Something like a "#![feature(tomorrow)]" that enables a bunch of "safe" std features might make it easier for binary projects to target "latest nightly" without needing to themselves evaluate what features are "safe" to experiment with. I'd put the cutoff at "doesn't enable new functionality" (could be implemented using only stable APIs), personally.
+1 on having something in-between, I can't use the entire breadth of unstable features, but I could happily use something if it came with a promise of "this functionality works and will always exist in some form, but we might backwards-incompatibly change the API to access this in future versions."
I wouldn't even need a lengthy deprecation period, since CI is set to deny all warnings (including deprecation warnings) anyways.

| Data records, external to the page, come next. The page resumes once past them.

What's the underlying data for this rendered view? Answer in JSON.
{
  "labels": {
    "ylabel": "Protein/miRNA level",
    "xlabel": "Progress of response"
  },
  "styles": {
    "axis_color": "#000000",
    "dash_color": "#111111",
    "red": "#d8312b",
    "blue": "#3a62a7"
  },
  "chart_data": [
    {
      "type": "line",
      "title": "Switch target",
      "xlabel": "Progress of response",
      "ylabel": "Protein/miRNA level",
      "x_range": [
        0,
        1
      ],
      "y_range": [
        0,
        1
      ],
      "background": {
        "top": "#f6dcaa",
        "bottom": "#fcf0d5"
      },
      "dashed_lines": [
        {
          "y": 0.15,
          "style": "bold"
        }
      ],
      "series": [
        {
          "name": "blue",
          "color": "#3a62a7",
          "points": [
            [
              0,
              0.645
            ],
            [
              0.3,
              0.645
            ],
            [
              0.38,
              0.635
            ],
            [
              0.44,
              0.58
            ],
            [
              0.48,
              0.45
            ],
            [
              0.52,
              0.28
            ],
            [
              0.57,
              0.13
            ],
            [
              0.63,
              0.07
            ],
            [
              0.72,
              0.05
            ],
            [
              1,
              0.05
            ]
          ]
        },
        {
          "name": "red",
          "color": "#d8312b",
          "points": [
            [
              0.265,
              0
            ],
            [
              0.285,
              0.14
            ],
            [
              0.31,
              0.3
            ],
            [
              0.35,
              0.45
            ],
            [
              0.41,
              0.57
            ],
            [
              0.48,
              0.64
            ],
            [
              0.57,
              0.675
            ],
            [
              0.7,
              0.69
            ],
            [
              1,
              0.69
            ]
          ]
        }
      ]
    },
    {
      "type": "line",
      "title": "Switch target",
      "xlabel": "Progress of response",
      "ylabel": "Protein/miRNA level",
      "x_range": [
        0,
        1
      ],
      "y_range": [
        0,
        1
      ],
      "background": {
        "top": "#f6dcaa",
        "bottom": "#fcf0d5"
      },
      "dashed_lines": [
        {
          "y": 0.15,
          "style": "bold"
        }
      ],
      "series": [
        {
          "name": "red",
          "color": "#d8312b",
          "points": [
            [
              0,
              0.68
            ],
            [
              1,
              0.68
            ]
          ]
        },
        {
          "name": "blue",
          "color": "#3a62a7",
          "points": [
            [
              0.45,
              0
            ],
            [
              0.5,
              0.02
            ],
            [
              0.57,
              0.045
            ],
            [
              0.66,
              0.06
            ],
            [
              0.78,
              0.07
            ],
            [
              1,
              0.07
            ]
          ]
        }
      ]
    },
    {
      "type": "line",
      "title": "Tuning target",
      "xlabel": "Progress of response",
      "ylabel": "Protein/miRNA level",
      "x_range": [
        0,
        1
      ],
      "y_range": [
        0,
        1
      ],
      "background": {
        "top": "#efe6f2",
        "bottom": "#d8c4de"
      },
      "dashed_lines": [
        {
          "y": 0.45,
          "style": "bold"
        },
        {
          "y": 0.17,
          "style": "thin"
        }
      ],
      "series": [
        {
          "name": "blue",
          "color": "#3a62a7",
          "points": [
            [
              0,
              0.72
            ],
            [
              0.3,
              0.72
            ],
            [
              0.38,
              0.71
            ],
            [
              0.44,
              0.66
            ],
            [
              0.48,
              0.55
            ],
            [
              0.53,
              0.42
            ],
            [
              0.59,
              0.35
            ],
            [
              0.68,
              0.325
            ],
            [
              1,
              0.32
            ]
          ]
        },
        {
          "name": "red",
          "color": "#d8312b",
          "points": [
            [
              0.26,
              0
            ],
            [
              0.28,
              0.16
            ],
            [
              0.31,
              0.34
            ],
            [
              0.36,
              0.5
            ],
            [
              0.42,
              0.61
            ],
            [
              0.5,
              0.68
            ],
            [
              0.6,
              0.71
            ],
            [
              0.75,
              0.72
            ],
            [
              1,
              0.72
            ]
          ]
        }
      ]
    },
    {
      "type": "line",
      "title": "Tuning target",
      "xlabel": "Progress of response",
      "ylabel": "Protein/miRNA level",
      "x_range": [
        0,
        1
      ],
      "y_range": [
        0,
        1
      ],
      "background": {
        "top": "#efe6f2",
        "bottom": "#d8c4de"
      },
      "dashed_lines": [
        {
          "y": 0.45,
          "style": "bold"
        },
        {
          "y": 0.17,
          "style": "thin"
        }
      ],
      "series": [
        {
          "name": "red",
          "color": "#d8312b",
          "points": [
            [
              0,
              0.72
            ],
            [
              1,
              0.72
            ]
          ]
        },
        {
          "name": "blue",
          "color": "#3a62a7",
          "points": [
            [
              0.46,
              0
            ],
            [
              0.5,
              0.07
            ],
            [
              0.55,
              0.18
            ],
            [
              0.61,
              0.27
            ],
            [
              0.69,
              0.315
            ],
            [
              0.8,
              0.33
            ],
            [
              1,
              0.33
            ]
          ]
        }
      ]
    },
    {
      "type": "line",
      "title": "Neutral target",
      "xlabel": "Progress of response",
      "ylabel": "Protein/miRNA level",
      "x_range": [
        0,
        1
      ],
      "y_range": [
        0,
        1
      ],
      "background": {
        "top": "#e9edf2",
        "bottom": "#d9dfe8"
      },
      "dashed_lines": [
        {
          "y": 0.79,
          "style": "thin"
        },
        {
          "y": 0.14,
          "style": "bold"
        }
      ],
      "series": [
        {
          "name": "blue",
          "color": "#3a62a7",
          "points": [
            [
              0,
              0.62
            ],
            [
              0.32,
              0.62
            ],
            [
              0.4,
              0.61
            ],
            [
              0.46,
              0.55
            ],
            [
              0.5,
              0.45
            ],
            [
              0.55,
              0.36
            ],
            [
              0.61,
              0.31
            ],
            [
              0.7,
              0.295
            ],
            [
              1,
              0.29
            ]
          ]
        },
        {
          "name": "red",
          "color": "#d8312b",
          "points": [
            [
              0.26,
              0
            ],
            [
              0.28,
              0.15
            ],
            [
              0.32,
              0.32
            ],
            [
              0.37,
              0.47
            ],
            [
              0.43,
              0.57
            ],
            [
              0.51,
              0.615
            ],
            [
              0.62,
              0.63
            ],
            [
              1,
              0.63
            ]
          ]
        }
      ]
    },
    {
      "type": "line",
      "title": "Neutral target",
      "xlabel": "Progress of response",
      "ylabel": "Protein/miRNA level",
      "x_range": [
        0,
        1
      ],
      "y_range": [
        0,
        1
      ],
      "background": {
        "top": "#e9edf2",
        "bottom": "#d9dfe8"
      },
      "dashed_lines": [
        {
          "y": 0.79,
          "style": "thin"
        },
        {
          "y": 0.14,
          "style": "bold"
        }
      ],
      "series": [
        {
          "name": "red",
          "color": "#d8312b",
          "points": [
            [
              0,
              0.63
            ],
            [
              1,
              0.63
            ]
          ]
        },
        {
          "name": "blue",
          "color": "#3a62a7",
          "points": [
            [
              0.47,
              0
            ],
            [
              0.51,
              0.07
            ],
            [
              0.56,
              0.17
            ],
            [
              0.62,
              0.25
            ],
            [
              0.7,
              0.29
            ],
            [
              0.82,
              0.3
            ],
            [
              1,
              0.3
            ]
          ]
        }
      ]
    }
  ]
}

Just something in the release notes saying "hey, if you called Foo::bar(), we moved that to Foo::baz() now" would be enough.
Regarding an in-between, I've mused the idea of having multiple tiers of stability:
internal: never intended to be used by downstream users; primarily accessible for macros if public
experimental: similar to an incomplete feature; major/breaking changes are expected, and the feature may be removed entirely. This would require an #[allow_internal_experimental] (current #[allow_internal_unstable])
preview: feature-complete, likely to be stabilized. Refinement is expected, but breaking changes are not (though they're still permitted). Can be used without an attribute at each use site; only the crate-level feature gate is necessary.
stable: status quo
My vision involves expanding stability to any crate, but that's certainly more involved.
It'd be nice to have a stable-compiler opt-in to features that are almost stable. There's a bunch of them stuck because people can't agree on the method name or exact types (e.g. whether to support Result only or wait for a Try trait).
But it would be even nicer if std supported semver versioning like other crates.